В ординаторской стало очень тихо, слышно было, как тикают часы над дверью.
Ответить на это никто не нашёлся. Зиновьева переглянулась с Тарасовым, Тарасов с Семёном, и в этих взглядах стоял один и тот же вопрос, на который ни у кого из них не было ответа. Клетка из живых серебряных корней.
Тень в человеческий рост, что поит спящего своей кровью, лишь бы тот не открыл глаз. Это не ложилось в их медицину, ни в ту скромную магию, которую они знали по службе, и каждый понимал, что заглянул сейчас краешком глаза в чью-то очень старую и очень страшную тайну, которая их всех ещё переживёт.
– Это надо рассказать Илье Григорьевичу, – тихо проговорил Тарасов. – Про клетку, про тень. Может, ему это о чём-то скажет.
– Скажешь утром, – отозвалась Зиновьева. – Сейчас не до того. Ему сегодня не загадки разгадывать, ему мать держать.
Один Грач ни с кем не переглядывался. Он сидел всё так же на краю дивана, катал в пальцах сигарету и внимательно смотрел на Лену, очень внимательно, будто откладывал в памяти каждое её слово про клетку и про тень, слово в слово, чтобы после пересказать без единой ошибки кому-то ещё.

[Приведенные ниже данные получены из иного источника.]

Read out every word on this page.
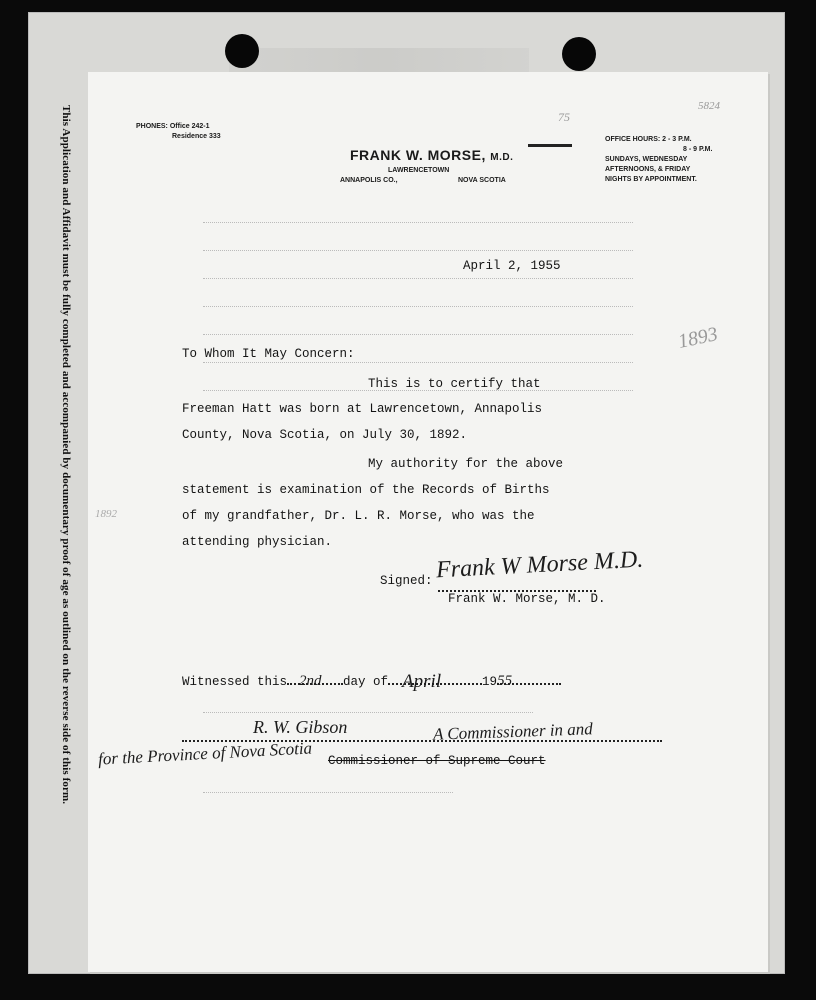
This Application and Affidavit must be fully completed and accompanied by documentary proof of age as outlined on the reverse side of this form.	PHONES: Office 242-1
Residence 333
FRANK W. MORSE, M.D.
LAWRENCETOWN
ANNAPOLIS CO.,	NOVA SCOTIA
OFFICE HOURS: 2 - 3 P.M.
8 - 9 P.M.
SUNDAYS, WEDNESDAY
AFTERNOONS, & FRIDAY
NIGHTS BY APPOINTMENT.
75
5824
1893
April 2, 1955
To Whom It May Concern:
This is to certify that
Freeman Hatt was born at Lawrencetown, Annapolis
County, Nova Scotia, on July 30, 1892.
My authority for the above
statement is examination of the Records of Births
of my grandfather, Dr. L. R. Morse, who was the
attending physician.
Signed: Frank W Morse M.D.
Frank W. Morse, M. D.
Witnessed this 2nd day of April	19 55
R. W. Gibson	A Commissioner in and
for the Province of Nova Scotia Commissioner of Supreme Court
1892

Семён положил руку Лене на плечо, молча, без слов. Лена не отстранилась, наоборот, чуть прислонилась к этой руке виском.
Так они и сидели тесным кругом под приглушённой лампой, вымотанные до самого дна, перепачканные чужой и своей кровью, не понимающие и половины того, что свалилось на них этой ночью.
Но сидели вместе, плечом к плечу, и круг держался, не размыкался. Семья, которая выстояла. А командир их в эту самую минуту дежурил в разгромленном боксе, считал её вдохи, один за другим, до рассвета.